Una curiosa comunità

Era una creatura reale, ma della consistenza dell’aria, perciò non poteva essere visto. Ma il pensiero e i sensi vedevano e ascoltavano tutto. La sua missione lo richiedeva.

Sul suo pianeta erano rimasti stupiti dalle prime relazioni, motivo per cui gli avevano chiesto ulteriori indagini. Su una cosa in particolare.

Qui vivevano tutti in cubicoli (nel suo pianeta no, vista la loro natura; pareti e porte a nulla servono da loro, era come passare la nebbia); si riunivano la sera in gruppi piccoli, sempre gli stessi, dove si accudivano a vicenda. No, quasi; quelli di dimensioni minori ricevevano e basta. Ma per quanto si spendessero, la vicinanza fisica li faceva sorridere e gioire.

Una volta capita la lingua scoprì che non si dicevano nulla di particolare, solo un elenco più o meno ordinato di luoghi dov’erano stati e cose fatte. Qualcuno ogni tanto (quelli di dimensioni intermedie) emetteva suoni brevi a bocca chiusa, e poi se ne stava per i fatti suoi.

Ogni tanto il volume dei suoni emessi si alzava di parecchio, ma durava poco, poi tornava il silenzio per un po’, e successivamente il regime solito riprendeva.

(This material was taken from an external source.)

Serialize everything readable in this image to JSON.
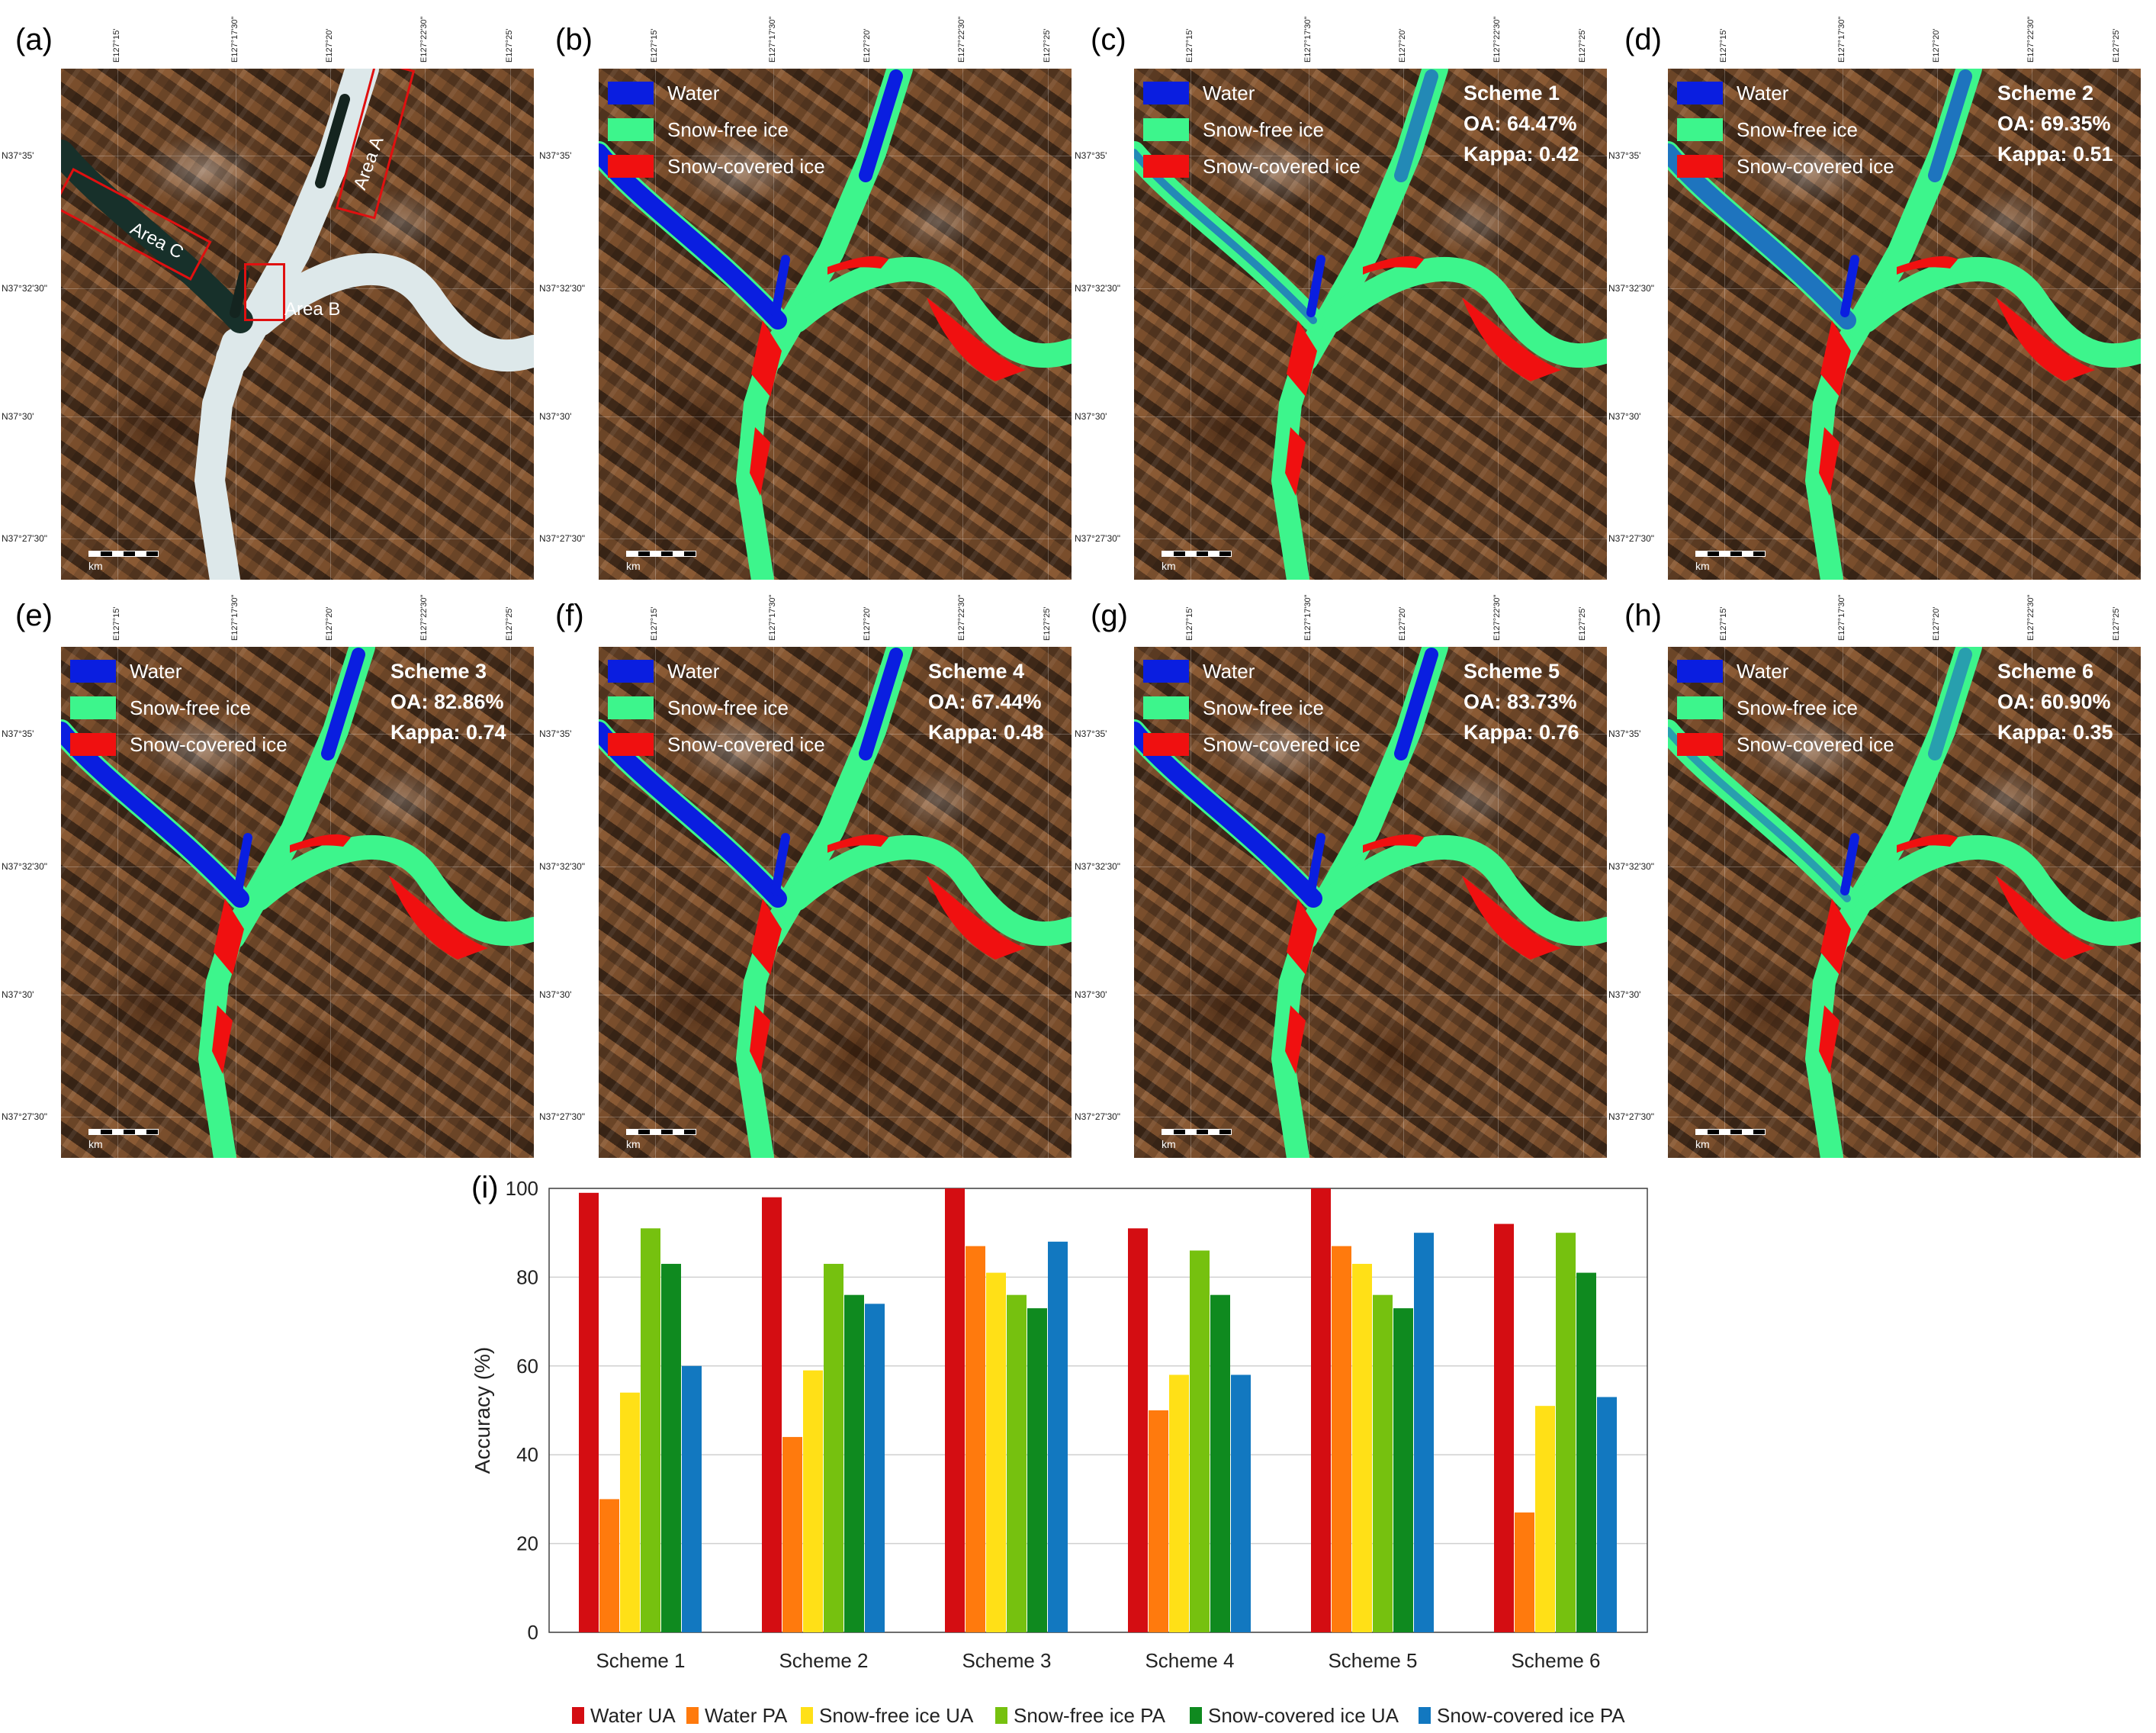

Una volta li sentì definirsi “famiglia”, ma a prescindere da ciò, ormai faceva fatica a staccarsi dalla loro compagnia. Stava imparando.

Se senti un refolo d’aria, non ti preoccupare; è rimasto lì con voi perché si trova a suo agio, e sta imparando a volervi bene, anche se a volte vi fa i dispetti, e vi mette lo strofinaccio dietro il mobile.